Cookson had the advantage of being an accomplished golfer before losing his sight, but Baxter insists that it is possible to learn the game without being able to see your swing. “We provide training sessions for newer golfers,” says Baxter, born with a serious eye condition which worsened to leave him with below 10 per cent visibility.
“As you can imagine, learning to play golf as a blind person is incredibly difficult. It’s alright for people like myself who played when I had reasonable vision – you get your swing before you lose your sight – but try to explain the golf swing to a totally blind person and they think you’re talking Double Dutch.”
"Trying to learn the golf swing as a blind person is incredibly difficult"
Sturdy proves that although it is tough, it is doable. “I went to a normal pro at my local club,” he says. “It was a bit of a learning curve for both of us, because he’d never done anything with a blind person before, but we made it work.

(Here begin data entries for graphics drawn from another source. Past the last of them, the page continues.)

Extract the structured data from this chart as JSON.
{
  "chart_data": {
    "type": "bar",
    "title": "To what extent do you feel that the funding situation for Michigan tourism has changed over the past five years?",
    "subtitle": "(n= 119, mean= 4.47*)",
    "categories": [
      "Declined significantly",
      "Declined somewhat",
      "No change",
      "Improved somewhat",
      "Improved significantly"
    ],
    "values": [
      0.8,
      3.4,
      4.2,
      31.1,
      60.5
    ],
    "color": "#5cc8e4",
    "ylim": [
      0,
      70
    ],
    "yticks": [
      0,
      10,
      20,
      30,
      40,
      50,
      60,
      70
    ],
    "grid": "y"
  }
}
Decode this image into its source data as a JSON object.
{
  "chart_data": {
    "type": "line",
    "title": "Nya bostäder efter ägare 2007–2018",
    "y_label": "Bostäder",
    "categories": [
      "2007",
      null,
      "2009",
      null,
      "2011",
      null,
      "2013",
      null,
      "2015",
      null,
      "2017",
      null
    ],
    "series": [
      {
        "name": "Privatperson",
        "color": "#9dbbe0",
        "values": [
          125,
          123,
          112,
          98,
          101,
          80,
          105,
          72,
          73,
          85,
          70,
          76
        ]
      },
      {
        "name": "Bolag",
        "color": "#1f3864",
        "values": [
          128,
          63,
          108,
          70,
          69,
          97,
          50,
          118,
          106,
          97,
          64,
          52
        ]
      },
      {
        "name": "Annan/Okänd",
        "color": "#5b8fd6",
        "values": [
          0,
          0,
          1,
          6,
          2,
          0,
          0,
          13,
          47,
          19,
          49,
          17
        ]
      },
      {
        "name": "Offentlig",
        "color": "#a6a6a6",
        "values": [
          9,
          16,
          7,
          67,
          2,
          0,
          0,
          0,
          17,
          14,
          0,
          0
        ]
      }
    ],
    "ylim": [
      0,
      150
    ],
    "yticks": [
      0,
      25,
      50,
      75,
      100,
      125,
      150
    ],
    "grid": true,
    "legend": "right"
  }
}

"I started in the month of January and by April I was taking on sighted players.”
Figures published by the Royal National Institute of Blind People (RNIB) show that almost two million people in the UK are living with sight loss, equating to approximately one in 30. Baxter believes that more of them could benefit from golf, if the largest barrier to entry is overcome.
“The problem is that not enough people know about us, and we don’t have enough people to serve as caddies,” he says.
“There are blind people who want to play but can’t because they don’t have a guide.
"Blind golf is a two-person sport"
"Blind golf is a two-person sport. Players can’t play the game without a caddie. The biggest thing that anybody can do for us would be to become a guide. That would enable more players to play.”
Whether you can help out on one day of the EBGA calendar – there are tournaments across the country each year – or on a more regular basis, we would urge you to consider getting involved. It can be a rewarding experience for all concerned. “I can honestly say that playing 18 holes with a blind golfer is one of the most stimulating and life-affirming experiences that you can have as a sportsman,” says the BBC’s John Inverdale.